The Mitsubishi 3000GT could return to dealers as a hybrid sports car, according to a new report, replacing the Lancer Evolution as Mitsu’s sole sports car. But is this just wishful thinking on the part of mourning fanboys, or a real attempt to resurrect a Japanese performance icon.
Alright, “performance icon” might be a bit generous, but the Mitsubishi 3000GT (known as the Mitsubishi GTO in Japan) was a something of a contender in the early to mid 90s. The VR-4 variant got a twin-turbo V6 which delivered between 276 and 320 horsepower through a cutting-edge all-wheel drive and four-wheel steering system, just some of the many advanced technologies on the Mitsu coupe.
Unfortunately, the cramped engine bay made it an unlikely candidate for aftermarket performance, and high cost (starting around $30,0000 and topping out at over $50,000) made the 3000GT a niche market vehicle at best. Once the Mitsu-Chrysler alliance ended in tears, the 3000GT was left without its corporate cousin, the Dodge Stealth, to help shoulder production costs. The 3000GT soldiered on alone until 1999, when it was finally canned, and replaced with the Lancer Evolution.
And so we find ourselves, 15 years later, reading a report in one hand about the cancellation of the Evo, and in the other hand, the resurrection of the 3000GT. Full freakin’ circle, baby.
The idea of bringing back a Mitsubishi performance car as a 2+2 coupe, instead of a sedan, was raised by Mitsu’s U.K. chief Lance Bradley. Though Bradley didn’t mention the 3000GT by name, the only other coupe from Mitsubishi’s past was the Eclipse, which ditched all pretense of performance to cater to the O.C. crowd.

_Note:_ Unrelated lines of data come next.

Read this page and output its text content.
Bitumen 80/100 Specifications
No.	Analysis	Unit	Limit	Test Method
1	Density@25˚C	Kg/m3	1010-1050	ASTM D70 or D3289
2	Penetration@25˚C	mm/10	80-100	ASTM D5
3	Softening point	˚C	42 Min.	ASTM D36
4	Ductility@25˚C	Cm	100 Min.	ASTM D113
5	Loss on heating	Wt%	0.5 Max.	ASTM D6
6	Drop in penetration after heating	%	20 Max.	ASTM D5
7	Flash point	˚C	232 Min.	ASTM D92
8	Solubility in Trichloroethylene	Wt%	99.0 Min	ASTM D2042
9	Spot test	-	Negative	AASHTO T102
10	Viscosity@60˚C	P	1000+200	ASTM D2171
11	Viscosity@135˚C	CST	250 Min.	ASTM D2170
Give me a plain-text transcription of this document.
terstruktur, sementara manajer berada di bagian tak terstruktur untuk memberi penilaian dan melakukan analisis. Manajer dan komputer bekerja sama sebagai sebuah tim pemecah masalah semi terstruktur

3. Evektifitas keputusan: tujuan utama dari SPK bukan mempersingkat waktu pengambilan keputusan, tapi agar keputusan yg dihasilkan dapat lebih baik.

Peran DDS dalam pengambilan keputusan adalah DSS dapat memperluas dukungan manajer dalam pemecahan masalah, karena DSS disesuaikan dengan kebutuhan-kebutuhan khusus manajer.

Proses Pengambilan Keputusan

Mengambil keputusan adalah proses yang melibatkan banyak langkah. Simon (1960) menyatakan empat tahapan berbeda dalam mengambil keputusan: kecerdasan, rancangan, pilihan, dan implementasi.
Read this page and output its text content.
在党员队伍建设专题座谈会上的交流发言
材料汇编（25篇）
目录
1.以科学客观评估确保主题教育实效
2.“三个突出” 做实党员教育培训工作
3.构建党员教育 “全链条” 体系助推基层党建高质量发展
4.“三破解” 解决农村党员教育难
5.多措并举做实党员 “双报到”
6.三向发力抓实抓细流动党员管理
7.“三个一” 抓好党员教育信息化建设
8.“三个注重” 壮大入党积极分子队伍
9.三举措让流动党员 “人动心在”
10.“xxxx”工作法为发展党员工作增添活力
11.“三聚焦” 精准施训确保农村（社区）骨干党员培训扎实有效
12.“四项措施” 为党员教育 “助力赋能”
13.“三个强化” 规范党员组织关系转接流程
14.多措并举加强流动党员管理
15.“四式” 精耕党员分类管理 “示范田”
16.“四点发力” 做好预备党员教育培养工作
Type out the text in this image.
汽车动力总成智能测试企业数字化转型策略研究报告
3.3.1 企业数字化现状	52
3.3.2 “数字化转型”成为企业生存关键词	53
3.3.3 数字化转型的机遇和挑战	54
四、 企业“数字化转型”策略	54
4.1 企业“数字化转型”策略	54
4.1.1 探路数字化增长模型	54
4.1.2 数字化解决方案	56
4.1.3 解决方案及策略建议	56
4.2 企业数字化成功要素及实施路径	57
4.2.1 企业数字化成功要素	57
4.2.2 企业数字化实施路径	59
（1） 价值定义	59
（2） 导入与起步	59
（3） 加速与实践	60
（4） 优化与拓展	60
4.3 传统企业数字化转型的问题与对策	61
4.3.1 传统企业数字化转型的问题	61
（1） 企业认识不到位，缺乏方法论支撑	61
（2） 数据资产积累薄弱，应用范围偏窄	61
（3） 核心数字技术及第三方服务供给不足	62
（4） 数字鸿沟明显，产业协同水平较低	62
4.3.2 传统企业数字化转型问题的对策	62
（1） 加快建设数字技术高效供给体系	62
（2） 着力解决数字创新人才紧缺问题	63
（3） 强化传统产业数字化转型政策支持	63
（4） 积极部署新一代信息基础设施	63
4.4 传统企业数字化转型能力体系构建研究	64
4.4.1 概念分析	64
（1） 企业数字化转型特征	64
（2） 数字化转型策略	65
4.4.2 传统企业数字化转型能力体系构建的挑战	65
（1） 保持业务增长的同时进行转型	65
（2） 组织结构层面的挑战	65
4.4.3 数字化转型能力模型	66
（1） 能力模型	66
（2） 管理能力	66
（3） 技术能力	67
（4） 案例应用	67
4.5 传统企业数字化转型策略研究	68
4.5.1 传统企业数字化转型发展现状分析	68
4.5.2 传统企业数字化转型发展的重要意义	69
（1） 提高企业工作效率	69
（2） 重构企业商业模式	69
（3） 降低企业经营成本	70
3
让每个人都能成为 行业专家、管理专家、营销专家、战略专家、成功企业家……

The Eclipse was also cancelled, by the way, and it was never sold as a technological powerhouse. The 3000GT though? It would be a great candidate for a modern performance hybrid, perhaps borrowing the plug-in drivetrain from the hot-selling Mitsubishi Outlander PHEV, which also utilizes all-wheel drive. In my mind, it’s a no brainer, but the suits have to make a business case for such a car. The Lancer Evolution was rumored to get a hybrid drivetrain, but that obviously didn’t pan out.
Is Mitsubishi ready to make such a daring vehicle? The allotment of funds and resources might be better used expanding more popular models, but the Mitsubishi brand isn’t doing too well in America right now. An exciting new performance car with a cutting edge, hybrid drivetrain could do the trick.